By Jessica Blythe and Chris Cvitanovic
How can significant challenges associated with doing interdisciplinary research be overcome? What are the best ways to build institutional capacity and structures that support interdisciplinary research?
We have identified five key organizational features that enable successful interdisciplinary research. These are based on an evaluation of the Centre for Marine Socioecology in Tasmania, Australia, which brings together disciplinary expertise in physics, law, economics, biology, sociology and governance. We obtained perspectives across all disciplines and career stages from PhD students to the leadership team.
The five organizational features, also shown in the figure below, are:
- Support female leadership: The first of our five principles highlights the importance of supporting female leadership across all organizational levels, from centre directors to project and research group leaders. When females are supported to both attain, and to be successful in, leadership positions, it can benefit the broader organisation by: (i) encouraging innovation and creativity, (ii) cultivating a more inclusive research environment, and (iii) removing hierarchical power imbalances that have the potential to derail collaboration among researchers from different disciplines.
- Forge partnerships outside of academia: The second principle highlights the importance of forging partnerships outside of universities. When academics collaborate with actors from outside of academia (for example, with policy makers or industry representatives), both the quality of the scientific outputs, as well as their relevance to decision-makers, increase. We identified two specific strategies that can be mainstreamed within interdisciplinary research organizations to help forge partnerships outside of academia. The first is the implementation of knowledge co-production processes, and the second is the use of science-policy boundary-spanners, such as knowledge brokers.
- Develop impact-based metrics: The third principle is the need to develop impact-based performance metrics. Impact in this context refers to research influence that extends outside the academy to achieve “an effect on, change or benefit to the economy, society, culture, public policy or services, health, the environment or quality of life” (United Kingdom Research and Innovation, 2021).
This is separate from the notion of academic impact, which describes the intellectual contribution of an individual (or group of individuals) to a particular field of study and is typically measured through metrics associated with publication rates, citations rates and other indices such as the h-index.This distinction is important for interdisciplinary research organisations that are explicitly oriented towards the identification of socially relevant solutions to complex social-ecological challenges. Thus, their central objective is not simply the pursuit of knowledge, but rather the pursuit of knowledge that informs how societies navigate complex challenges such as climate change, biodiversity loss, water scarcity, and food insecurity.
- Seek long-term funding: The fourth principle highlights the need to secure long-term funding to support successful interdisciplinary research. Funding plays a pivotal role in enabling academics to undertake high-quality research in all fields and disciplines, supporting a range of research items and activities, including field and laboratory costs, the salaries of PhD students and postdoctoral researchers, training and partnerships. We found, however, that the importance of long-term funding (longer than 5 years) is even more important within interdisciplinary research settings given the additional time required, and associated transactional costs, to build meaningful relationships founded upon mutual respect and trust among research team members.

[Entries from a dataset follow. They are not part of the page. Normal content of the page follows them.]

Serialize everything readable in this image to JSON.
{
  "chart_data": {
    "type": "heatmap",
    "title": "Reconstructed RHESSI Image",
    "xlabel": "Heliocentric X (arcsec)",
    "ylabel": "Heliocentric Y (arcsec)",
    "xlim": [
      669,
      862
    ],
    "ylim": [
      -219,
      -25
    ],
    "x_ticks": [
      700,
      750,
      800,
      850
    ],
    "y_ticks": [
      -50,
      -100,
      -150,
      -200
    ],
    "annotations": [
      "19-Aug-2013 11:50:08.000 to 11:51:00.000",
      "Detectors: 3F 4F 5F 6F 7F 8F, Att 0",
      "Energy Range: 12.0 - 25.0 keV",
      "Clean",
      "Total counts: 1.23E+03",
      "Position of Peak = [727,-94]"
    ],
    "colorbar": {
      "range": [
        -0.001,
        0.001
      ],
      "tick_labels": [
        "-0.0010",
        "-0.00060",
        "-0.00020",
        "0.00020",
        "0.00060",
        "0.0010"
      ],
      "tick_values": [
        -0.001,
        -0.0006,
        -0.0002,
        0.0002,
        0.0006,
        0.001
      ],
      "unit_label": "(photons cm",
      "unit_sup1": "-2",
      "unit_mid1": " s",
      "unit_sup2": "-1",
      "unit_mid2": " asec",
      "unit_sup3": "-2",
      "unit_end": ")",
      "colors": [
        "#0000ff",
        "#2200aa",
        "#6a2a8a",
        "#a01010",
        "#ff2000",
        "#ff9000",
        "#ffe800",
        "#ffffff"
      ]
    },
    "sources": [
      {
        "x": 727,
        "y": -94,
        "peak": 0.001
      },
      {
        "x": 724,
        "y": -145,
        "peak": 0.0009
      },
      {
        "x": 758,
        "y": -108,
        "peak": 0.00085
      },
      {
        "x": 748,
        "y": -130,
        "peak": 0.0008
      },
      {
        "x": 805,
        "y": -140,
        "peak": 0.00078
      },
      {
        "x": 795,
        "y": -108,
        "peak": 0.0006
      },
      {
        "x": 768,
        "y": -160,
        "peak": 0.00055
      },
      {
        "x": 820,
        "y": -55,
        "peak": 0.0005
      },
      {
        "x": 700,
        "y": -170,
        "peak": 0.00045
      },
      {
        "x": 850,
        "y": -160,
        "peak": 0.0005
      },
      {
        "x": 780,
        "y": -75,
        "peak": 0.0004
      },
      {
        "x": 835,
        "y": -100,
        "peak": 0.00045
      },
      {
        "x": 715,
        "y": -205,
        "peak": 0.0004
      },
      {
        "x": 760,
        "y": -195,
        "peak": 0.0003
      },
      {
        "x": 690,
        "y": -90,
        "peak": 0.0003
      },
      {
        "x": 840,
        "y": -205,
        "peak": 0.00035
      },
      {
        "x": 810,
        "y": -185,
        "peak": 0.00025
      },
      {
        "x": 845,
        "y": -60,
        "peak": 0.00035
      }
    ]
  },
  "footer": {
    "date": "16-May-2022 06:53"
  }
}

- Cultivate a visible brand: The fifth and final principle is the potential power of effective branding for supporting interdisciplinary research organisations. In this context, branding refers to the development of a unique name, design, and ethos that identifies and differentiates an organization. For example, research organisations can leverage a visible brand to establish their credibility, especially perceptions about the high accuracy, validity, and quality of research outputs.
Do these features match your experience? Are there other features that you have found to be important?
To find out more:
Blythe, J. and Cvitanovic, C. (2020). Five Organizational Features That Enable Successful Interdisciplinary Marine Research. Frontiers in Marine Science, 7: 539111. (Online – open access) (DOI): https://doi.org/10.3389/fmars.2020.539111
United Kingdom Research and Innovation (Research England). REF Impact. Website. https://re.ukri.org/research/ref-impact/ (Accessed 26 January 2021)
Biography: Jessica Blythe PhD is an Assistant Professor with the Environmental Sustainability Research Centre at Brock University in St. Catharines, Ontario, Canada. She is an environmental social scientist with expertise in climate change adaptation, equitable ocean governance, and transformations to sustainability. At the broadest scale, her research aims to understand how communities perceive and respond to social-ecological change and their differential capacities for adaptation and transformation. Over the past decade she has worked with communities and colleagues in Australia, Canada, Malawi, Mozambique, and Solomon Islands.
Biography: Chris Cvitanovic PhD is a transdisciplinary marine scientist at the Centre for the Public Awareness of Science at The Australian National University in Canberra, Australia. He is working to improve the relationship between science, policy and practice to enable evidence-informed decision-making for sustainable ocean futures. He draws on almost ten years of experience working at the interface of science and policy.